Equity Growth Fund  vs.  Third Avenue Real

 Performance 
       Timeline  
Equity Growth 

Risk-Adjusted Performance

16 of 100

 
Weak
 
Strong
Solid
Compared to the overall equity markets, risk-adjusted returns on investments in Equity Growth Fund are ranked lower than 16 (%) of all funds and portfolios of funds over the last 90 days. In spite of fairly weak forward indicators, Equity Growth may actually be approaching a critical reversion point that can send shares even higher in December 2024.
Third Avenue Real 

Risk-Adjusted Performance

15 of 100

 
Weak
 
Strong
Good
Compared to the overall equity markets, risk-adjusted returns on investments in Third Avenue Real are ranked lower than 15 (%) of all funds and portfolios of funds over the last 90 days. In spite of fairly weak technical and fundamental indicators, Third Avenue may actually be approaching a critical reversion point that can send shares even higher in December 2024.

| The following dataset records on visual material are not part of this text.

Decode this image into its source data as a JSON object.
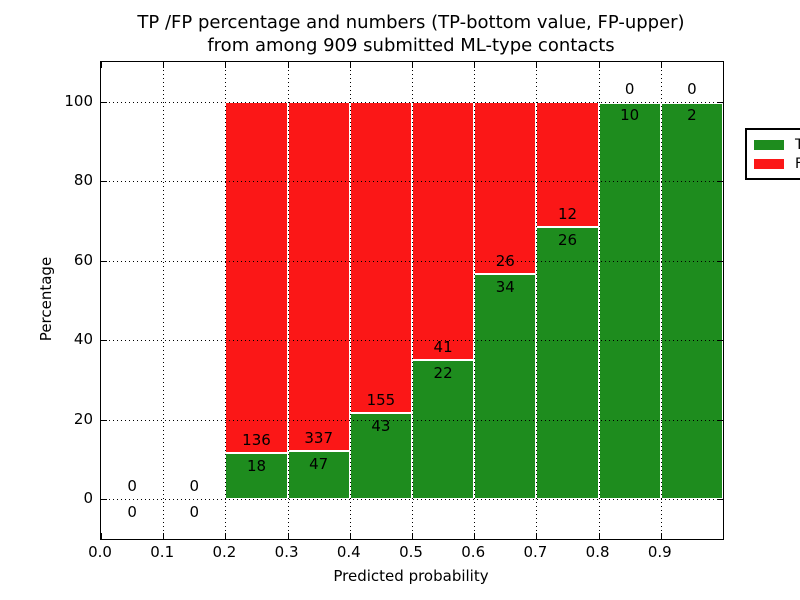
{
  "title": {
    "line1": "TP /FP percentage and numbers (TP-bottom value, FP-upper)",
    "line2": "from among 909 submitted ML-type contacts"
  },
  "axes": {
    "xlabel": "Predicted probability",
    "ylabel": "Percentage",
    "xtick_labels": [
      "0.0",
      "0.1",
      "0.2",
      "0.3",
      "0.4",
      "0.5",
      "0.6",
      "0.7",
      "0.8",
      "0.9"
    ],
    "ytick_labels": [
      "0",
      "20",
      "40",
      "60",
      "80",
      "100"
    ]
  },
  "legend": {
    "entries": [
      {
        "label": "TP",
        "color": "#1e8c1e"
      },
      {
        "label": "FP",
        "color": "#fb1717"
      }
    ],
    "position": "upper right"
  },
  "colors": {
    "tp": "#1e8c1e",
    "fp": "#fb1717",
    "bar_edge": "#ffffff",
    "grid": "#000000",
    "background": "#ffffff"
  },
  "chart_data": {
    "type": "bar",
    "stacked": true,
    "normalized_each_bar_to_percent": true,
    "title": "TP /FP percentage and numbers (TP-bottom value, FP-upper) from among 909 submitted ML-type contacts",
    "xlabel": "Predicted probability",
    "ylabel": "Percentage",
    "total_contacts": 909,
    "bin_edges": [
      0.0,
      0.1,
      0.2,
      0.3,
      0.4,
      0.5,
      0.6,
      0.7,
      0.8,
      0.9,
      1.0
    ],
    "series": [
      {
        "name": "TP",
        "color": "#1e8c1e",
        "counts": [
          0,
          0,
          18,
          47,
          43,
          22,
          34,
          26,
          10,
          2
        ]
      },
      {
        "name": "FP",
        "color": "#fb1717",
        "counts": [
          0,
          0,
          136,
          337,
          155,
          41,
          26,
          12,
          0,
          0
        ]
      }
    ],
    "value_label_rule": "counts drawn at TP/FP boundary: FP count above, TP count below",
    "xlim": [
      0.0,
      1.0
    ],
    "ylim": [
      -10,
      110
    ],
    "xticks": [
      0.0,
      0.1,
      0.2,
      0.3,
      0.4,
      0.5,
      0.6,
      0.7,
      0.8,
      0.9
    ],
    "yticks": [
      0,
      20,
      40,
      60,
      80,
      100
    ],
    "grid": true,
    "legend_position": "upper right"
  }
}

Equity Growth and Third Avenue Volatility Contrast

   Predicted Return Density   
       Returns  

Pair Trading with Equity Growth and Third Avenue

The main advantage of trading using opposite Equity Growth and Third Avenue positions is that it hedges away some unsystematic risk. Because of two separate transactions, even if Equity Growth position performs unexpectedly, Third Avenue can make up some of the losses. Pair trading also minimizes risk from directional movements in the market. For example, if an entire industry or sector drops because of unexpected headlines, the short position in Third Avenue will offset losses from the drop in Third Avenue's long position.
The idea behind Equity Growth Fund and Third Avenue Real pairs trading is to make the combined position market-neutral, meaning the overall market's direction will not affect its win or loss (or potential downside or upside). This can be achieved by designing a pairs trade with two highly correlated stocks or equities that operate in a similar space or sector, making it possible to obtain profits through simple and relatively low-risk investment.
Check out your portfolio center.
Note that this page's information should be used as a complementary analysis to find the right mix of equity instruments to add to your existing portfolios or create a brand new portfolio. You can also try the Odds Of Bankruptcy module to get analysis of equity chance of financial distress in the next 2 years.